I recently came into possession of a truly balanced stereo amplifier. In order to get the best out of it, naturally I need to run fully balanced. New or used, tube or SS, preferably at the lower end of the $$$, can you give me examples of truly balanced preamplifiers? 
greg7
Schiit Freya + is your best bet. I run it’s balanced outputs to the balanced inputs of my amp. Everything Else in the system is single ended and it converts them to fully balanced. Before running balanced I ran all single ended with hi-end cabling and the system sounds better fully balanced. Please note that my Freya+ took over 200 hours of burn-in before sounding its best.
I would need to know whether the amplifier is tube or solid state but i can tell you that buying a cheap preamplifier is never a good idea in either case you should look for a high quality vintage balanced preamplifier to cut down on the cost.
@jafox+1 .


I argue this with ignorant people on a regular basis. I can even hear the difference between 0.5 an 1.0 XLRs of the same mfg

If you want tube, the Freya is likely the absolute best for the budget.  It can sound really excellent with some choice tubes.

For solid state, there was a suggestion for Gustard P26.  I think that would be the way to go.  On the P26, you can actually upgrade one op amp in each channel (since it's a socketed op amp).  Put in a Burson Vivid V6 or a Sonic Imagery and you have a discrete Class A analog stage!
Therefore, expensive cables aren’ts as important also.
Oh how I wish this were true!

I argue this with ignorant people on a regular basis. I can even hear the difference between 0.5 an 1.0 XLRs of the same mfg

I've made this point before on other threads but it bears repeating here: If the equipment used with the cables supports the balanced line standard (AES48), then the interconnect cables will not impose any important sonic artifact.


The proof of this is simple: if you've ever heard an RCA or Mercury recording from the late 1950s, the microphone signals of those recordings were passed through some very long (+100 feet) balanced line cables. This was before any exotic interconnect cable industry existed; quite literally the balanced line standard in use at the time **was** the exotic cable technology!


For some reason, the balanced standard is mostly ignored in high end audio.

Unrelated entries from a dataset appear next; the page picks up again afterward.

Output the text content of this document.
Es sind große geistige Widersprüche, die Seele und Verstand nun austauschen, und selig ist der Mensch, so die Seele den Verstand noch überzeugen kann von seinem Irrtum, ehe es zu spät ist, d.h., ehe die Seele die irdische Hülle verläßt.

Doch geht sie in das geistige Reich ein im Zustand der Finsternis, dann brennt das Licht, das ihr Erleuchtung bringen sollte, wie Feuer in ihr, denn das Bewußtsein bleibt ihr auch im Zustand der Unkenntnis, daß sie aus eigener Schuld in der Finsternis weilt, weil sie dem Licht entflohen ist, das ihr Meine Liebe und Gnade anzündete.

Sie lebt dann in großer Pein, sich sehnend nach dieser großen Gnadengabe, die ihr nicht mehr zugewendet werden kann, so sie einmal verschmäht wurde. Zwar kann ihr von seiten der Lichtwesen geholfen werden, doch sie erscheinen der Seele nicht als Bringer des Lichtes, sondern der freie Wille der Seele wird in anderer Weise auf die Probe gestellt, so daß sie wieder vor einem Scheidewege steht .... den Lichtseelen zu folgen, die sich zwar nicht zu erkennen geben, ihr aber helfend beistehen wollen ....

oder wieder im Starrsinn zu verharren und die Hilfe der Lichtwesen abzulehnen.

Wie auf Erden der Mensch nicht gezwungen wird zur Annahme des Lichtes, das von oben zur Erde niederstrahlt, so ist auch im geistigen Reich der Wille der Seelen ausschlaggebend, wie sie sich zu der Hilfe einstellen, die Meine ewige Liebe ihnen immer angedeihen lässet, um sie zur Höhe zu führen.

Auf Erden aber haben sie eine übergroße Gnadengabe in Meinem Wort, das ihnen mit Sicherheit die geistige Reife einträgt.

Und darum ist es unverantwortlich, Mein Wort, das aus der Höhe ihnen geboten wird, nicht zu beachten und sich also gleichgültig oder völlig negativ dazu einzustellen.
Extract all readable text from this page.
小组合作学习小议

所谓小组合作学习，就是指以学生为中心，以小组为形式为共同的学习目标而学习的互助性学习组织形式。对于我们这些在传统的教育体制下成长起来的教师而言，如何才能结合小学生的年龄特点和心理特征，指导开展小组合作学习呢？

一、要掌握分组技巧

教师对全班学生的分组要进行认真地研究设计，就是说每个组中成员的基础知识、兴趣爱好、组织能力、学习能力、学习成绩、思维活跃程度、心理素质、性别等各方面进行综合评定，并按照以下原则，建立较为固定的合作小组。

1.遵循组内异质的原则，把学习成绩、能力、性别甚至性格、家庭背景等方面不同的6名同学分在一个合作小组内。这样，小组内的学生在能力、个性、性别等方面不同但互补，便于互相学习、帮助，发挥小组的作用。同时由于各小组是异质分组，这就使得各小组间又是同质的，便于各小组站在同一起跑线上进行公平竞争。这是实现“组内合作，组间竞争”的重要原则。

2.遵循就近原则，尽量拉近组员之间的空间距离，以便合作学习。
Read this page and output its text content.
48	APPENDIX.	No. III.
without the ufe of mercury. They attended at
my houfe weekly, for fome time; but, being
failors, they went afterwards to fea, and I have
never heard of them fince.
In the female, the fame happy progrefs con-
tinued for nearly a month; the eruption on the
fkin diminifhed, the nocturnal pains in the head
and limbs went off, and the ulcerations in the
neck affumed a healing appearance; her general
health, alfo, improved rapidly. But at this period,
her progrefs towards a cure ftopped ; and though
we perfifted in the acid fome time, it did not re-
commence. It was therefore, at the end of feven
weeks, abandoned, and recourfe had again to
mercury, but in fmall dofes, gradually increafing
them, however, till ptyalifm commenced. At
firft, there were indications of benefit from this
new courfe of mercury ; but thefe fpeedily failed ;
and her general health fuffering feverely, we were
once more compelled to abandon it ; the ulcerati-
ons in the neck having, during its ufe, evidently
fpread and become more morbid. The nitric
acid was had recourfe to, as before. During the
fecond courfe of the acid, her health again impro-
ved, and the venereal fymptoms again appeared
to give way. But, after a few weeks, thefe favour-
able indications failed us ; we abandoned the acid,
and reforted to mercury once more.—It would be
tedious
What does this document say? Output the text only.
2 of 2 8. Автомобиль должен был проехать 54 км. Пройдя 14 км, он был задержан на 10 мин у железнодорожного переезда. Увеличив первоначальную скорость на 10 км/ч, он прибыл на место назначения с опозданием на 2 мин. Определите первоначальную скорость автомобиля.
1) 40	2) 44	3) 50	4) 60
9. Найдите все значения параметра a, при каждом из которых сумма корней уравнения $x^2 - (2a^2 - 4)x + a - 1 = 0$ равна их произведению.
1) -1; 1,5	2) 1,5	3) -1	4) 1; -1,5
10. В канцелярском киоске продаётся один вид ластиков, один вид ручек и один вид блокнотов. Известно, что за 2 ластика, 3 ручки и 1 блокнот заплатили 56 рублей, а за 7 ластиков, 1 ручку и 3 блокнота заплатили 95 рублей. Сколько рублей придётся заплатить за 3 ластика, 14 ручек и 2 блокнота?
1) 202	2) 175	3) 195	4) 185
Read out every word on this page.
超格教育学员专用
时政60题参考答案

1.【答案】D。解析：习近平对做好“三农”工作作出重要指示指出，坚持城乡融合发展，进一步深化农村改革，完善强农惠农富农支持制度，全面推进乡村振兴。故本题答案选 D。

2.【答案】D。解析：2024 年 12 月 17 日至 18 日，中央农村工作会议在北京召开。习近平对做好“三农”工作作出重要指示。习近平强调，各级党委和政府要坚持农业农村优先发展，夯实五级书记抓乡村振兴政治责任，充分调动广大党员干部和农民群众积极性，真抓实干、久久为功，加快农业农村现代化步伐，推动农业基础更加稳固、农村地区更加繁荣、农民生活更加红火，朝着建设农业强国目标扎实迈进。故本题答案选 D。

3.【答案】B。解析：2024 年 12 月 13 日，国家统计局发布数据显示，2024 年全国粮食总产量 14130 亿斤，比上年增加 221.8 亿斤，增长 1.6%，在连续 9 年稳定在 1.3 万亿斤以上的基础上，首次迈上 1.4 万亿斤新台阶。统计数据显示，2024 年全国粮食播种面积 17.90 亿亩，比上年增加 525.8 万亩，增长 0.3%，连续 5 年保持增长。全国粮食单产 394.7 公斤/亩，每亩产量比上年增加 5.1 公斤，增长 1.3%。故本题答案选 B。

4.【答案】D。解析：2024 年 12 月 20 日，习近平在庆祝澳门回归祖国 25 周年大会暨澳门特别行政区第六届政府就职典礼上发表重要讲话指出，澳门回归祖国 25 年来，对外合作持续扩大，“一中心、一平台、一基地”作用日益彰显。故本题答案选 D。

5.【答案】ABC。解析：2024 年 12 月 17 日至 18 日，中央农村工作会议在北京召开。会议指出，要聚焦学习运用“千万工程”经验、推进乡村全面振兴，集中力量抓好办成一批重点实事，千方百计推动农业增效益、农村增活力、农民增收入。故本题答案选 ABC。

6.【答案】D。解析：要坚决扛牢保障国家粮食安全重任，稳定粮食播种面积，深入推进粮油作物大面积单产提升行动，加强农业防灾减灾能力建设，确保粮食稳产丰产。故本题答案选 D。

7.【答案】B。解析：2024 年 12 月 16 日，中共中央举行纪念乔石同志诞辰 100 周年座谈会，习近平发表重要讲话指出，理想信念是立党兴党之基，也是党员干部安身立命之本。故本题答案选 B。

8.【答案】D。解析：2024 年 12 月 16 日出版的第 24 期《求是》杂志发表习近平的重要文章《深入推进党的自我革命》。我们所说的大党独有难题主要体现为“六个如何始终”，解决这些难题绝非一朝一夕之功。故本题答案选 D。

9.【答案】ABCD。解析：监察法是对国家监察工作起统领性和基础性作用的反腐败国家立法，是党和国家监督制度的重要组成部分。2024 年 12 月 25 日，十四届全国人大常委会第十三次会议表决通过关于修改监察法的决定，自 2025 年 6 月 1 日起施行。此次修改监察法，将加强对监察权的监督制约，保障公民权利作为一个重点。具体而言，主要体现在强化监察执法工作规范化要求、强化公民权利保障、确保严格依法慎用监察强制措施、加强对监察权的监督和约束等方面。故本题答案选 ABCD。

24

We made the world's first balanced line preamps for home audio and at the time (1989) it didn't occur to us to not support the standard. After all, if a method of making interconnect cables be absolutely sonically neutral and inexpensive, you'd think audiophiles would be all over that.


But almost right away, other manufacturers began making balanced line products also, and we saw that the standard wasn't being supported. Part of this was probably because to do it right you need an output transformer (or you do it the way we did it, but we have two patents on our technique, which is direct-coupled). I suspect that the marketing department thought that would be a hard sell or they didn't want the cost in the product. I don't know; I've never asked. But it appears that some manufacturers don't even know that there is a standard.


At any rate, if you don't support the standard, differences in cables will be audible, which isn't how its supposed to work.